In Baltimore City, almost 40% of public transit commuters have essential jobs, with health care workers making up the largest share — commuting to Johns Hopkins Hospital, University of Maryland Medical System, MedStar Health, LifeBridge Health, St. Agnes Hospital and others. These jobs cannot be done from home. One in three Baltimore residents doesn’t own a car, and many simply cannot afford one.

Maryland is a leader in many industries and our governor has proclaimed we are “open for business.” Why do we not then ensure that employees and customers (or patients) can access those businesses? Because MDOT has refused to take care of the system.

How did we get to this point? Follow the funding. By MDOT’s own analysis, MTA has been sorely neglected in the past six years: It identified over $2 billion in unfunded essential maintenance and needed enhancements for our buses, subways, commuter trains and light rail over the next decade. In all, $462 million per year is needed just to meet basic safety requirements. Yet, the Maryland Department of Transportation keeps proposing capital budgets for MTA that fall further and further below that minimum. The latest proposed budget just piles on to the existing backlog of unfunded repairs.

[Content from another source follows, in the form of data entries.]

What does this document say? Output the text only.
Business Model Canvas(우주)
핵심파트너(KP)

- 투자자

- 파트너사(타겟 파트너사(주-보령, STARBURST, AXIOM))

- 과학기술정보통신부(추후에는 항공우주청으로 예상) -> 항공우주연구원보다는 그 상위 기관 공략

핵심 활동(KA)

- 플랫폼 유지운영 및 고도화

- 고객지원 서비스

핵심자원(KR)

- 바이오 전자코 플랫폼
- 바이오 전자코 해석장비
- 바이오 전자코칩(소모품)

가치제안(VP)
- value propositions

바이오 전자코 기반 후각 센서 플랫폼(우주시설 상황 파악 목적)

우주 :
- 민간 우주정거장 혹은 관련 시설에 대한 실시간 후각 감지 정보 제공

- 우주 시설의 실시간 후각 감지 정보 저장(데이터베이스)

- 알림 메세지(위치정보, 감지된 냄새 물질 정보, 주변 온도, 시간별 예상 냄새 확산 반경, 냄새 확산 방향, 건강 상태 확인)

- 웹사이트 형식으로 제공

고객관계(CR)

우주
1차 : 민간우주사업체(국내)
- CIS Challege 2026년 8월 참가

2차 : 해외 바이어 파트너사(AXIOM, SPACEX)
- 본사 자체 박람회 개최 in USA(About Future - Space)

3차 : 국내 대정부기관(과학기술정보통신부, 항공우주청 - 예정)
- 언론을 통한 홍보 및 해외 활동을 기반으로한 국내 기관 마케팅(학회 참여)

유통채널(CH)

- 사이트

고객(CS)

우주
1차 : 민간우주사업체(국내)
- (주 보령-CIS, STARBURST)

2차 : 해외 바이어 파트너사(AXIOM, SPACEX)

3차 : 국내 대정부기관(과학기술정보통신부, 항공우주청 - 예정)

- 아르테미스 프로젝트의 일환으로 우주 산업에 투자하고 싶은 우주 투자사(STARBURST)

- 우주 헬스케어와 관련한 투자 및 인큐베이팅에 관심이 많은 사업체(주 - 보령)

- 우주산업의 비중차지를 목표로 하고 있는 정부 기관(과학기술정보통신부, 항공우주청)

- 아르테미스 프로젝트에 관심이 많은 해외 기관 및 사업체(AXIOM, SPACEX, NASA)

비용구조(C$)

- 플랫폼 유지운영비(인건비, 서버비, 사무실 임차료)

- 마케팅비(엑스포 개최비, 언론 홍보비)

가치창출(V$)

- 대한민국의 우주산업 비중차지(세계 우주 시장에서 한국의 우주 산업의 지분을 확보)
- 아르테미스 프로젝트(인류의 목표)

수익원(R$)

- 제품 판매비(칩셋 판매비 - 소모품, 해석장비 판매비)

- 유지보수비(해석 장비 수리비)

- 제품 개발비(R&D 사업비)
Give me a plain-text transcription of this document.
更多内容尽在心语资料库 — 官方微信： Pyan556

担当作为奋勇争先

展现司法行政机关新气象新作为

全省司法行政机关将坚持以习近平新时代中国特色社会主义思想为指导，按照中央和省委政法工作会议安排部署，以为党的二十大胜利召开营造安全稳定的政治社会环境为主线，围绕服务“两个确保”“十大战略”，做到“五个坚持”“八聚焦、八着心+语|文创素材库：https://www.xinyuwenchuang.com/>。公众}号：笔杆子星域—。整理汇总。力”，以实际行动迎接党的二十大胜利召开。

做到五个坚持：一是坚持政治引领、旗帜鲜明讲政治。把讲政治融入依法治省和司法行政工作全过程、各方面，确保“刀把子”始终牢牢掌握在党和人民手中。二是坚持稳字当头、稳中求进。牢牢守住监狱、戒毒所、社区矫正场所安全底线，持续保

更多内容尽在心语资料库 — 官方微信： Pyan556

Since Governor Hogan took office, MTA’s share of the transportation capital program has fallen from 31% to 19%. At a time when public transit is more critical than ever to people’s lives and to restoring the economy, we continue to kick the can down the road.

By not addressing infrastructure and maintenance needs, we are consigning tens of thousands of riders to an unreliable system, making their daily commutes or other trips unpredictable and difficult. In short, we are failing essential workers and so many others who need mass transit and those who want to use it. Last year the House of Delegates passed legislation to increase funding to MTA, but the Senate ran out of time. This year, Sen. Cory McCray and I will again be proposing legislation to provide the funding necessary to create a safe and reliable transit system.

Maintaining and fixing our public transit system is essential. But we shouldn’t stop there. Let’s continue the conversation about expanding mass transit by implementing the recently completed Regional Transit Plan. It’s vital to improving the quality of life in Maryland and should be an essential part of our response to the threat of climate change.

MDOT will deliver the capital budget to the General Assembly in January, but if the draft released in October holds, the funding gap will have significantly grown; residents and businesses simply cannot sustain this underinvestment.


It’s time for Maryland to adequately fund our transit system, bring it into the 21st century and find ways to make public transit work for businesses, students, mobility-impaired, seniors and essential workers — and for that mom, surely waiting too long on a cold morning.

Brooke Lierman ( is a Democrat representing Baltimore City in the Maryland House of Delegates.